In this series our CEO, Gord Griffiths, reflects on lessons learned throughout his years in the printing industry.
People are a hidden asset.
I was taught this lesson when I started going to the person doing the job to get the facts. As business leaders, you have smart, involved, and committed employees so if you want to improve manufacturing performance go to the person doing the job and discount your colleagues’ opinion.
Often I have been part of late-night management meetings looking for ways to improve performance. We would sit around the table and decide what the targets should be and listen to someone say things like, “The salesperson who sold us the stitcher said it would run at 18,000 an hour.” What we didn’t know was that was without a signature loaded in the hopper. Usually, the management team would guess lower than the person doing the job, but often found a simple correction could improve performance.

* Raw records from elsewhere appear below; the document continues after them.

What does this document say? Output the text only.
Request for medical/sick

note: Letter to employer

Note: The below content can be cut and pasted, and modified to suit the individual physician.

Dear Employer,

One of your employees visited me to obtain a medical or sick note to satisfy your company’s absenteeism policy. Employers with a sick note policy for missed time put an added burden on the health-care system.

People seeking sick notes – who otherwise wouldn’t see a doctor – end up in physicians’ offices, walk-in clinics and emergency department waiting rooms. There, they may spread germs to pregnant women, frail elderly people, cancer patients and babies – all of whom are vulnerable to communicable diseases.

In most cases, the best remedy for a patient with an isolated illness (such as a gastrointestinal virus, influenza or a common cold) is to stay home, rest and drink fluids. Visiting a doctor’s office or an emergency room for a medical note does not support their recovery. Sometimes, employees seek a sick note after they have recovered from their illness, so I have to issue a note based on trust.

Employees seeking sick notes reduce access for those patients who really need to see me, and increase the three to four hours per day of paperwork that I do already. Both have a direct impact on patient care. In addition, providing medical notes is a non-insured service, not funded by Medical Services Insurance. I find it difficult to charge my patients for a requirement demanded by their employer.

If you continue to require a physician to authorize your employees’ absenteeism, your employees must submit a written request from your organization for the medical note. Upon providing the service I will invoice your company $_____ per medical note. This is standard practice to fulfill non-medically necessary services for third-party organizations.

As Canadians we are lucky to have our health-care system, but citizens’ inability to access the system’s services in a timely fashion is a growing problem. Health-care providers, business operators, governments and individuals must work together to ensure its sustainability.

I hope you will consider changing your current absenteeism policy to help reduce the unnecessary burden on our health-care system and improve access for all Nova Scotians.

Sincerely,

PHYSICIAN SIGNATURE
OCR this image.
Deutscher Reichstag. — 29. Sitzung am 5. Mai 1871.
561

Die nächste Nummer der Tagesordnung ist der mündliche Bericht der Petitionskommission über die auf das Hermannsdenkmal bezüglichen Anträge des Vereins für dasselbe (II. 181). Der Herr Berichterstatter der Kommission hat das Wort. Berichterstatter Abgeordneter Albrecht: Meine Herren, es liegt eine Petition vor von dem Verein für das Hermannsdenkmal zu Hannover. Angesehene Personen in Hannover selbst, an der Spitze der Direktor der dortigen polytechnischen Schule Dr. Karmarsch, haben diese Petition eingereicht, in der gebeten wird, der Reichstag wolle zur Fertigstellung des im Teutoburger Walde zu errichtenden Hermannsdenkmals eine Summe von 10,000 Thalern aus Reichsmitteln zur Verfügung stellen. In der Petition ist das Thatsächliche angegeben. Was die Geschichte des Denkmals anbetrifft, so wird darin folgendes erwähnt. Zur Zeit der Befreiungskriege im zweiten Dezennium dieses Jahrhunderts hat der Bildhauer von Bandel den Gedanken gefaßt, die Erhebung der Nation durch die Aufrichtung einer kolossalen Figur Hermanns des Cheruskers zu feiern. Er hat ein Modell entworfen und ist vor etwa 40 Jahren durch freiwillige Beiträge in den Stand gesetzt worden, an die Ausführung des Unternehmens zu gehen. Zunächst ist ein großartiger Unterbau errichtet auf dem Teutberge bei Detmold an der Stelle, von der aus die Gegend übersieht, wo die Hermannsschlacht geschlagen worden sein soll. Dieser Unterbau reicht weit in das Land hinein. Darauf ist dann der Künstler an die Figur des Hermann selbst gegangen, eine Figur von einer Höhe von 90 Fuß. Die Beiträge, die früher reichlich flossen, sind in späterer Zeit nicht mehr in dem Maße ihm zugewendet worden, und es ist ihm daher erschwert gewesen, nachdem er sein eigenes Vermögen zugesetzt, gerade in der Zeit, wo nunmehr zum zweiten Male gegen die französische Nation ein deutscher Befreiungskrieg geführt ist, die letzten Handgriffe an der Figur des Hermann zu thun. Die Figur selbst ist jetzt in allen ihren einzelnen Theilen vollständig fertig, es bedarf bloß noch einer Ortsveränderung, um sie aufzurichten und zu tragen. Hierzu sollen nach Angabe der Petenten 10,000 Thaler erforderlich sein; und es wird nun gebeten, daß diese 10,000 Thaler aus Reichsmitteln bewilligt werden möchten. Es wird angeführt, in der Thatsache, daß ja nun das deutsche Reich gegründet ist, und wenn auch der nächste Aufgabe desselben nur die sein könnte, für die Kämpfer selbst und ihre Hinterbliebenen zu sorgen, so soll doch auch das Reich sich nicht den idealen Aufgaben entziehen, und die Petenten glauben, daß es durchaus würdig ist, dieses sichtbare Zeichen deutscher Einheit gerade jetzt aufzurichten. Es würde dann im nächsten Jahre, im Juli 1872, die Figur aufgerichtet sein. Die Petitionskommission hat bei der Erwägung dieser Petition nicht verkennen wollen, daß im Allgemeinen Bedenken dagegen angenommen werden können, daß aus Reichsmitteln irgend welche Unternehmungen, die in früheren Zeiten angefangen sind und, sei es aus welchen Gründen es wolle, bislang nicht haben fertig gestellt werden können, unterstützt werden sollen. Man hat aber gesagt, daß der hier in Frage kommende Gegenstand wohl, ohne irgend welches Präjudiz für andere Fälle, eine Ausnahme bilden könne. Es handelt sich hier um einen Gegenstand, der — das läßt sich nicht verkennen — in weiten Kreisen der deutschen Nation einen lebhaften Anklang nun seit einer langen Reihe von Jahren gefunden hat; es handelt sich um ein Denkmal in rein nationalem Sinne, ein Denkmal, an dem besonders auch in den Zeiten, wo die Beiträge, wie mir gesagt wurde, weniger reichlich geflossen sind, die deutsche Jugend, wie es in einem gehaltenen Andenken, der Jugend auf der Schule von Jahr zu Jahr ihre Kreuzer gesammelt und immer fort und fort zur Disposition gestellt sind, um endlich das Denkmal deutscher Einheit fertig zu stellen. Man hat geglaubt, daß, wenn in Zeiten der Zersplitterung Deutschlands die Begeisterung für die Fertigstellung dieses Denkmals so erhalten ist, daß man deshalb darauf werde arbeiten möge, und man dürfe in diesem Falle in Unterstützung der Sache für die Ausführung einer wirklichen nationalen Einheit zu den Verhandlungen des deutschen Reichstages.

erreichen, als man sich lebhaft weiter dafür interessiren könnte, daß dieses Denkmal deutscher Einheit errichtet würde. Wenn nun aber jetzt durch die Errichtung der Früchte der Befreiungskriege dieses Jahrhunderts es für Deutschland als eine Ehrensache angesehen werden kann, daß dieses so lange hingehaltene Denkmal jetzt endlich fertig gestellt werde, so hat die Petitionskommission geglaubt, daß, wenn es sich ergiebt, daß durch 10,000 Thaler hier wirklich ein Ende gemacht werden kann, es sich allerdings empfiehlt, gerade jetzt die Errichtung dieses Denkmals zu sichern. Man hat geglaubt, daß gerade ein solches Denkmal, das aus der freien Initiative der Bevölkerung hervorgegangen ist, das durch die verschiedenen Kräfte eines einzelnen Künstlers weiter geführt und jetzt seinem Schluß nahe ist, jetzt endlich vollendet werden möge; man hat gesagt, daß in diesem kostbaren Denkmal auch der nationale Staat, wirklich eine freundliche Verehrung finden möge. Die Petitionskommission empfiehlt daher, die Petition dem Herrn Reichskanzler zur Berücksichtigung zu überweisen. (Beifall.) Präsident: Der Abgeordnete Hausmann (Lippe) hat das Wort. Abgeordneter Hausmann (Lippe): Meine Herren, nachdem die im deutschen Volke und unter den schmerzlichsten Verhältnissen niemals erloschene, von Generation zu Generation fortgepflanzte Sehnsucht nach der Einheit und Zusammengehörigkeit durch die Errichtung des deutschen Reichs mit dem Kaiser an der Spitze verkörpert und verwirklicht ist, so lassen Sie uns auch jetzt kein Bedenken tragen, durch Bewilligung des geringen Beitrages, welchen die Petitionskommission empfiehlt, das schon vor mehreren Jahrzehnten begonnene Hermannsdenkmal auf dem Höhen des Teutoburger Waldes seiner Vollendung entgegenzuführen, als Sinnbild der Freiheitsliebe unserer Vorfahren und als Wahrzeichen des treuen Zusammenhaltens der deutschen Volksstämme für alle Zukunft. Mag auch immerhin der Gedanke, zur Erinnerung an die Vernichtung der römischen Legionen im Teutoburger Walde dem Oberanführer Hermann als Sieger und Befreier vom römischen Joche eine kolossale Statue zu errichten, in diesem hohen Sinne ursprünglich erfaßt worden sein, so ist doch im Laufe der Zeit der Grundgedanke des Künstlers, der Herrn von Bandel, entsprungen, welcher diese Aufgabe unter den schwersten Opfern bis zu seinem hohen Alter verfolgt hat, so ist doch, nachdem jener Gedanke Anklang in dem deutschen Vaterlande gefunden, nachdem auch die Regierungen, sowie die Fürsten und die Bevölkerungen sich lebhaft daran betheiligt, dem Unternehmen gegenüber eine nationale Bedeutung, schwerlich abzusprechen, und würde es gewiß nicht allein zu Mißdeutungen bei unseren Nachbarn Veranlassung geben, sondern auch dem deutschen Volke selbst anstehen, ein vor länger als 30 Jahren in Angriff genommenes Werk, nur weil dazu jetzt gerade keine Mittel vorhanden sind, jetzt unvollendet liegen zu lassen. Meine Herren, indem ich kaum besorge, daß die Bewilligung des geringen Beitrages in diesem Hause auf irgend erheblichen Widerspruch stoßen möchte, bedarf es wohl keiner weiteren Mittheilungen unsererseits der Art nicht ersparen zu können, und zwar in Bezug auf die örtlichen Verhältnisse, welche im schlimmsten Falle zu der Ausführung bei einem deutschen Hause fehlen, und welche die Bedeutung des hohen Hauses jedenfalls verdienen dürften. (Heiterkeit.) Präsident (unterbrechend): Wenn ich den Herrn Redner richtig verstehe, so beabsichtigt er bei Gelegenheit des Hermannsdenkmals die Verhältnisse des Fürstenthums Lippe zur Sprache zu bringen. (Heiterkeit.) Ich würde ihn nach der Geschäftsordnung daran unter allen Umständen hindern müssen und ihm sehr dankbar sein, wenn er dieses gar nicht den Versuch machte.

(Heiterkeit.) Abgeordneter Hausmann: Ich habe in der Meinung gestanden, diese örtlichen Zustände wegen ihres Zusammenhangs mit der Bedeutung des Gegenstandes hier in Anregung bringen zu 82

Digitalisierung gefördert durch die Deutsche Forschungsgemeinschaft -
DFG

When we printed business publications for our parent company, we always seemed to print dark appointment notices. At our weekly meeting it always came up with no solution. After one meeting at the plant, one publisher asked if we had time for a tour. Off we went and as chance would have it, we ran into the camera operator and mentioned the unresolved issue of dark pictures. These were the days of art boards using photo mechanical transfers (PMTs) and the customer was suppling a 133 line screen. The camera operator said we have a print gain on our press so sending a 85 line screen would fix the problem. And it did.
After many years in this business, I found out, sometimes the hard way, that the people working for you often know more than you and are just as smart, if not smarter.